The Narcissist’s Daughter by Craig Holden

Halfway through Craig Holden’s erotic thriller The Narcissist’s Daughter I realized that the unfolding plot was a pitch-black take on the central dynamics from The Graduate. But while the Mike Nichols’ film mostly plumbed the situational comedy of a young man transferring his sexual allegiance from an older predatory woman to her more innocent daughter, Holden sees the darker psychological implications inherent in those relationships. From it, he crafts one of the better literary thrillers I’ve read in a long while, a revenge tale that twists into a well-constructed edge-of-your-sofa-cushion murder story.

Set in Cleveland, 1979, the book is narrated by Syd Redding, a young man enrolled in pre-med courses in the hopes of riding his natural abilities out from under his alcoholic grease-monkey step-father and into the world of high-paid medicine. He is given a job in a lab by a hot-shot doctor named Ted Kessler, the narcissist of the title, who, along with a creepy inclination to share his nymphomaniac wife, is possessed of a giant ego and an inexplicable missing arm. For reasons I won’t divulge, Syd’s affair with Mrs. Kessler, Joyce, turns sordid and it becomes clear that Syd is a pawn in a more advanced and sophisticated sexual game than Syd had bargained for. So in order to get revenge he begins to court the Kessler’s 17-year-old daughter, Jessi.
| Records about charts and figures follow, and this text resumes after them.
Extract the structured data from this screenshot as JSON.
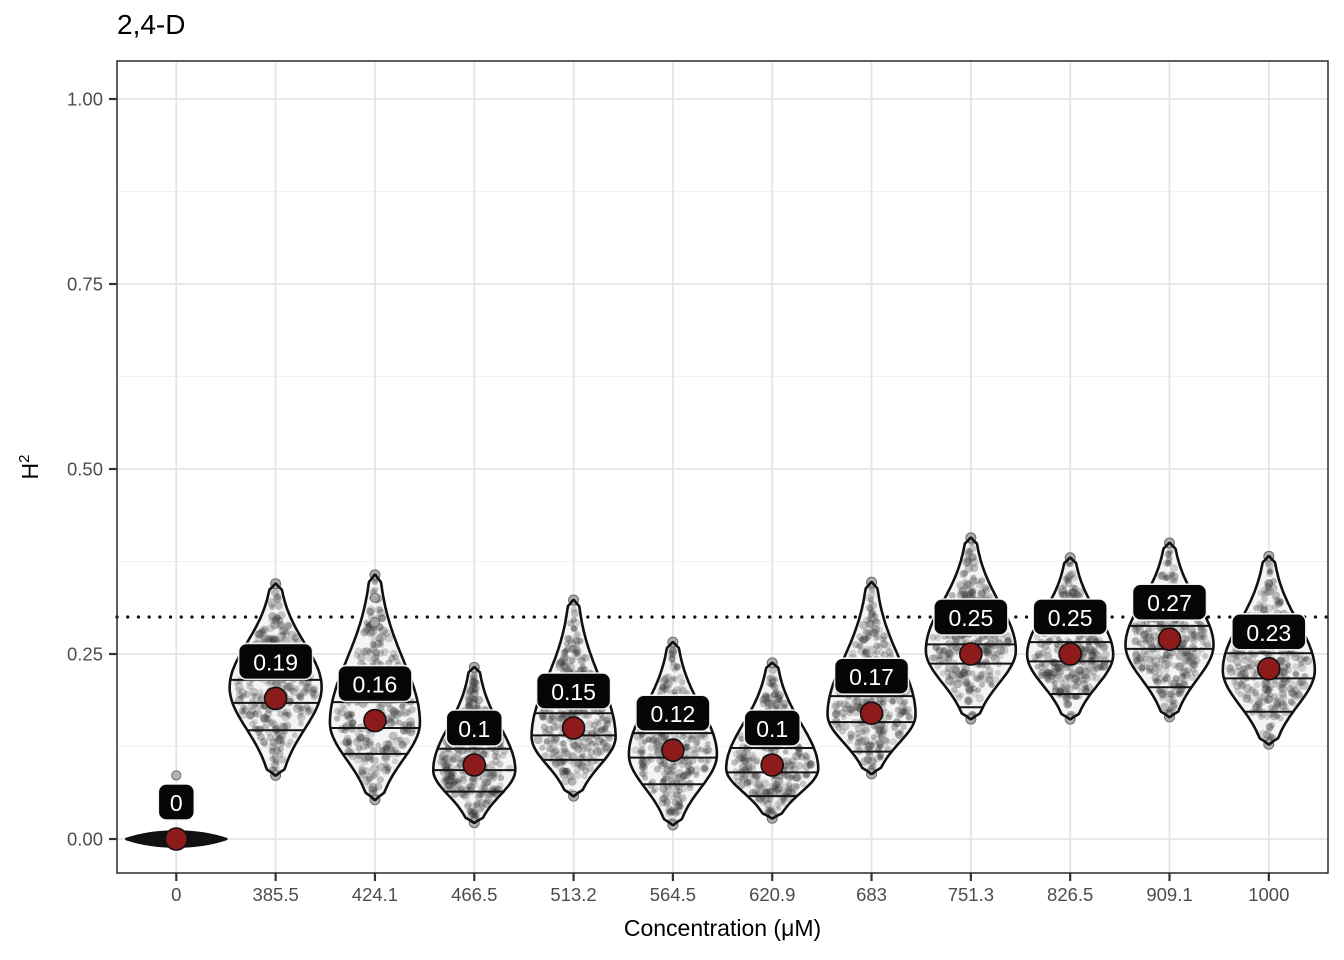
{
  "title": "2,4-D",
  "y_axis": {
    "label_base": "H",
    "label_sup": "2",
    "ticks": [
      {
        "label": "1.00",
        "value": 1.0
      },
      {
        "label": "0.75",
        "value": 0.75
      },
      {
        "label": "0.50",
        "value": 0.5
      },
      {
        "label": "0.25",
        "value": 0.25
      },
      {
        "label": "0.00",
        "value": 0.0
      }
    ]
  },
  "x_axis": {
    "label": "Concentration (μM)",
    "categories": [
      "0",
      "385.5",
      "424.1",
      "466.5",
      "513.2",
      "564.5",
      "620.9",
      "683",
      "751.3",
      "826.5",
      "909.1",
      "1000"
    ]
  },
  "colors": {
    "background": "#ffffff",
    "panel_border": "#2b2b2b",
    "grid_major": "#e4e4e4",
    "grid_minor": "#f1f1f1",
    "tick_mark": "#333333",
    "tick_label": "#4d4d4d",
    "violin_outline": "#111111",
    "violin_fill": "#f4f4f4",
    "texture_point": "#2e2e2e",
    "tip_point": "#a8a8a8",
    "tip_point_edge": "#6a6a6a",
    "mean_point": "#8e1b1b",
    "label_bg": "#060606",
    "label_border": "#ffffff",
    "label_text": "#ffffff",
    "reference_line": "#111111"
  },
  "chart_data": {
    "type": "violin",
    "title": "2,4-D",
    "xlabel": "Concentration (μM)",
    "ylabel": "H^2",
    "ylim": [
      -0.05,
      1.05
    ],
    "grid": true,
    "y_major_ticks": [
      0,
      0.25,
      0.5,
      0.75,
      1.0
    ],
    "y_minor_ticks": [
      0.125,
      0.375,
      0.625,
      0.875
    ],
    "reference_line": 0.3,
    "categories": [
      "0",
      "385.5",
      "424.1",
      "466.5",
      "513.2",
      "564.5",
      "620.9",
      "683",
      "751.3",
      "826.5",
      "909.1",
      "1000"
    ],
    "series": [
      {
        "concentration": "0",
        "mean_label": "0",
        "mean": 0.0,
        "min": -0.008,
        "max": 0.012,
        "mode": 0.001,
        "q1": null,
        "median": null,
        "q3": null,
        "flat": true,
        "outliers": [
          0.086
        ]
      },
      {
        "concentration": "385.5",
        "mean_label": "0.19",
        "mean": 0.19,
        "min": 0.086,
        "max": 0.345,
        "mode": 0.205,
        "q1": 0.147,
        "median": 0.184,
        "q3": 0.215,
        "flat": false,
        "outliers": []
      },
      {
        "concentration": "424.1",
        "mean_label": "0.16",
        "mean": 0.16,
        "min": 0.053,
        "max": 0.357,
        "mode": 0.157,
        "q1": 0.115,
        "median": 0.15,
        "q3": 0.185,
        "flat": false,
        "outliers": [
          0.326,
          0.293
        ]
      },
      {
        "concentration": "466.5",
        "mean_label": "0.1",
        "mean": 0.1,
        "min": 0.022,
        "max": 0.232,
        "mode": 0.093,
        "q1": 0.064,
        "median": 0.093,
        "q3": 0.122,
        "flat": false,
        "outliers": []
      },
      {
        "concentration": "513.2",
        "mean_label": "0.15",
        "mean": 0.15,
        "min": 0.058,
        "max": 0.323,
        "mode": 0.138,
        "q1": 0.107,
        "median": 0.14,
        "q3": 0.17,
        "flat": false,
        "outliers": []
      },
      {
        "concentration": "564.5",
        "mean_label": "0.12",
        "mean": 0.12,
        "min": 0.019,
        "max": 0.266,
        "mode": 0.114,
        "q1": 0.074,
        "median": 0.11,
        "q3": 0.143,
        "flat": false,
        "outliers": []
      },
      {
        "concentration": "620.9",
        "mean_label": "0.1",
        "mean": 0.1,
        "min": 0.028,
        "max": 0.238,
        "mode": 0.095,
        "q1": 0.058,
        "median": 0.09,
        "q3": 0.123,
        "flat": false,
        "outliers": []
      },
      {
        "concentration": "683",
        "mean_label": "0.17",
        "mean": 0.17,
        "min": 0.088,
        "max": 0.347,
        "mode": 0.168,
        "q1": 0.118,
        "median": 0.158,
        "q3": 0.193,
        "flat": false,
        "outliers": []
      },
      {
        "concentration": "751.3",
        "mean_label": "0.25",
        "mean": 0.25,
        "min": 0.162,
        "max": 0.407,
        "mode": 0.255,
        "q1": 0.178,
        "median": 0.237,
        "q3": 0.263,
        "flat": false,
        "outliers": []
      },
      {
        "concentration": "826.5",
        "mean_label": "0.25",
        "mean": 0.25,
        "min": 0.162,
        "max": 0.38,
        "mode": 0.249,
        "q1": 0.196,
        "median": 0.24,
        "q3": 0.266,
        "flat": false,
        "outliers": []
      },
      {
        "concentration": "909.1",
        "mean_label": "0.27",
        "mean": 0.27,
        "min": 0.165,
        "max": 0.4,
        "mode": 0.262,
        "q1": 0.205,
        "median": 0.257,
        "q3": 0.288,
        "flat": false,
        "outliers": []
      },
      {
        "concentration": "1000",
        "mean_label": "0.23",
        "mean": 0.23,
        "min": 0.128,
        "max": 0.382,
        "mode": 0.228,
        "q1": 0.172,
        "median": 0.217,
        "q3": 0.251,
        "flat": false,
        "outliers": []
      }
    ]
  }
}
If you think you can see exactly where it’s going, you’re only partly right. Holden does a good job just tweaking the reader’s expectations but not tweaking them too much. He does not, for one thing, pull out any over-the-top character reversals: there are characters that turn out to be not quite what they seem, but the changes are subtle and believable. The drama that unfolds works better because of this distinction.

The beginning of the book is a bit of a muddle, the writing over-stylized with an abundance of adjectives. Here is a description of an unimportant doctor seen in a cafeteria: “(He) wore a sport coat of some kind of coarse woven material that was meant to be hip and was undoubtedly absurdly expensive but looked absurd on his paunchy shortish middle-aged carcass.” To my ear, the repeated use of absurd is a mistake as is the hat-trick of adjectives used to modify carcass.

Fortunately, as his plot begins to really cook, Holden manages to cut back on such stylish excess. There is one major exception, that being the sex scenes. It seems fair to reveal (for those on either side of the wordy-sex-scene fence) that this book features a good half-dozen heartily described scenes of carnality. They are not exactly gratuitous, in the sense that sex, and its many functions, both psychological and physical, is integral to both the plot and to the main character’s motivations, but if you favor the literary equivalent of fade-to-black, then this is probably not your cup of tea. Holden likes details, and nowhere more so than when describing the naked form. I present to you his description of one character’s upper torso:

She had nice breasts, I’ll say that, the breasts of a slightly overweight just-turned-18-year-old, which is to say that they were more substantial than the typical breasts of a young woman of average weight and yet still retained all the firmness and height and profile of the newly budded, with nipples (pale they appeared in that light) that tipped ever so slightly moonward and underbulges that hung ever so nicely earthward and round lateral edges that extended beyond her chest wall so that if she were to turn away from you and raise her arms slightly you would still be able to see the arcs of them protruding from the sides.

It’s hard to not appreciate an author so dedicated to getting something just precisely right.

Despite these excesses, when the book gets going, around the mid-point, I found myself unable to stop reading, ripping through page after page to find out what happens next, and there is no greater compliment to a thriller than that. And this urgency, this need-to-know, continues to the final page, even after the narrative suddenly fast forwards through the decades and Holden has revealed all the cards that are up his sleeve.

There are other flaws in the book besides the overuse of adjectives, including moments when I felt as though Holden had forgotten that he’d set the book in 1979, so that he inserts random references to the time period — going to see Grease, watching Mary Hartman, checking out an early show by the Ramones. And the subplot of Syd’s own dysfunctional family, while ultimately crucial to the resolutions of the novel, was less compelling to me than the dynamics between Syd and the Kessler family. Maybe that’s because Syd’s interactions with the glamorous Kessler family are where the sex is, and ultimately, sex and its ill rewards are the driving forces of the book, and what makes it as good a thriller as it is.